When your dataset exceeds a single node's capacity, sharding splits it across N nodes. Three strategies: hash-based, range-based, directory-based. Each has predictable failure modes — knowing them up front saves a re-shard.
Hash-based
hash(key) % N → shard ID. Even distribution by default; no hot shards. Adding a node remaps ~all keys (consistent hashing mitigates). Range queries impossible (adjacent keys land on random shards). Right for: KV access patterns.
Range-based
Split key space into ranges; each range to a shard. Range queries are efficient (one shard or contiguous shards).

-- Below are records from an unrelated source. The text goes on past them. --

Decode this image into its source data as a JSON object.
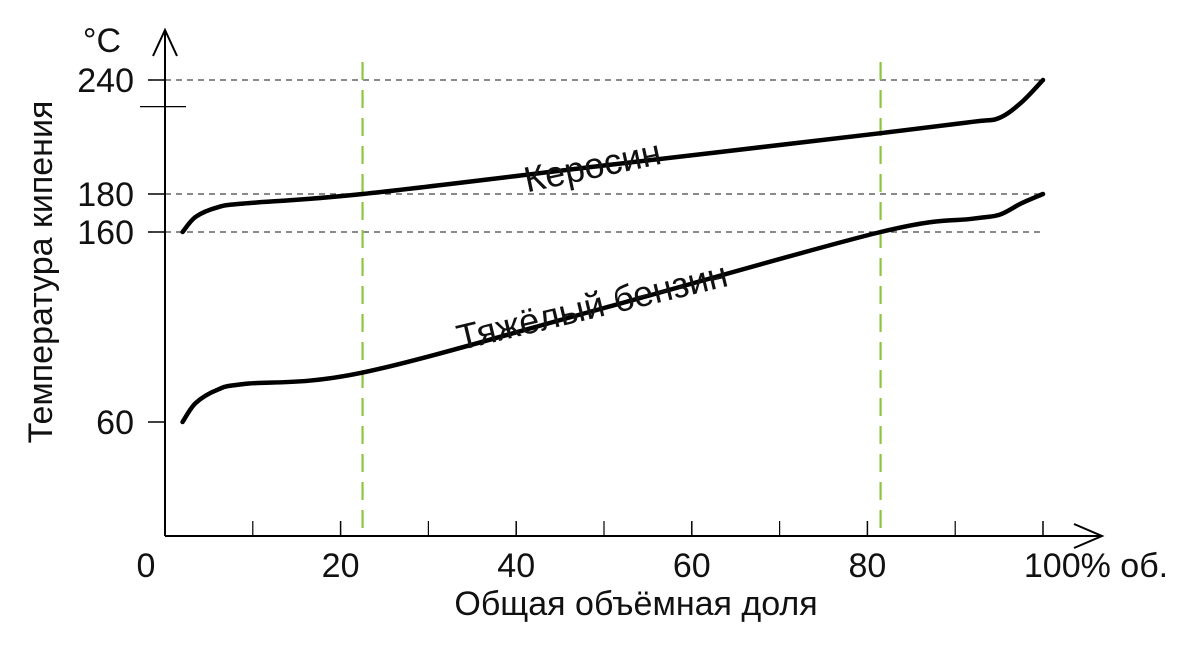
{
  "chart_data": {
    "type": "line",
    "title": "",
    "xlabel": "Общая объёмная доля",
    "ylabel": "Температура кипения",
    "y_unit": "°C",
    "x_end_label": "100% об.",
    "xlim": [
      0,
      100
    ],
    "ylim": [
      0,
      250
    ],
    "x_ticks": [
      0,
      20,
      40,
      60,
      80
    ],
    "x_minor_ticks": [
      10,
      30,
      50,
      70,
      90
    ],
    "y_ticks": [
      60,
      160,
      180,
      240
    ],
    "y_minor_ticks": [
      226
    ],
    "reference_hlines": [
      240,
      180,
      160
    ],
    "reference_vlines": [
      22.5,
      81.5
    ],
    "colors": {
      "curves": "#000000",
      "axes": "#000000",
      "hline": "#444444",
      "vline": "#8cc63f"
    },
    "series": [
      {
        "name": "Керосин",
        "points": [
          [
            2,
            160
          ],
          [
            3.5,
            168
          ],
          [
            6,
            173
          ],
          [
            9,
            175
          ],
          [
            22.5,
            180
          ],
          [
            50,
            195
          ],
          [
            81.5,
            212
          ],
          [
            92,
            218
          ],
          [
            95,
            220
          ],
          [
            97.5,
            228
          ],
          [
            100,
            240
          ]
        ]
      },
      {
        "name": "Тяжёлый бензин",
        "points": [
          [
            2,
            60
          ],
          [
            3.5,
            70
          ],
          [
            6,
            77
          ],
          [
            9,
            80
          ],
          [
            22.5,
            86
          ],
          [
            50,
            120
          ],
          [
            81.5,
            160
          ],
          [
            92,
            167
          ],
          [
            95,
            169
          ],
          [
            97.5,
            175
          ],
          [
            100,
            180
          ]
        ]
      }
    ]
  }
}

Risk: hot ranges (timestamps go to the newest shard). Need re-balancing — usually automatic in distributed DBs.
Directory-based
Lookup service maps key → shard. Flexible (can move individual keys), expressive (queries can filter on the directory first). Operational overhead (extra service to run, cache, scale). MongoDB's config servers, CockroachDB's range descriptors work this way.
Hot shard mitigation
Hash and range both produce hot shards eventually. Solutions: composite key (hash(user_id) for K-V, range(timestamp) for time queries), shard splitting (split the hot range), random suffix to spread within a hot prefix.
Re-sharding
Adding capacity requires moving data. Online re-sharding (no downtime): dual-write to old and new, backfill, switch reads, drop old. Hours to days for TBs. Always plan re-sharding before you need it — surprise is the worst time.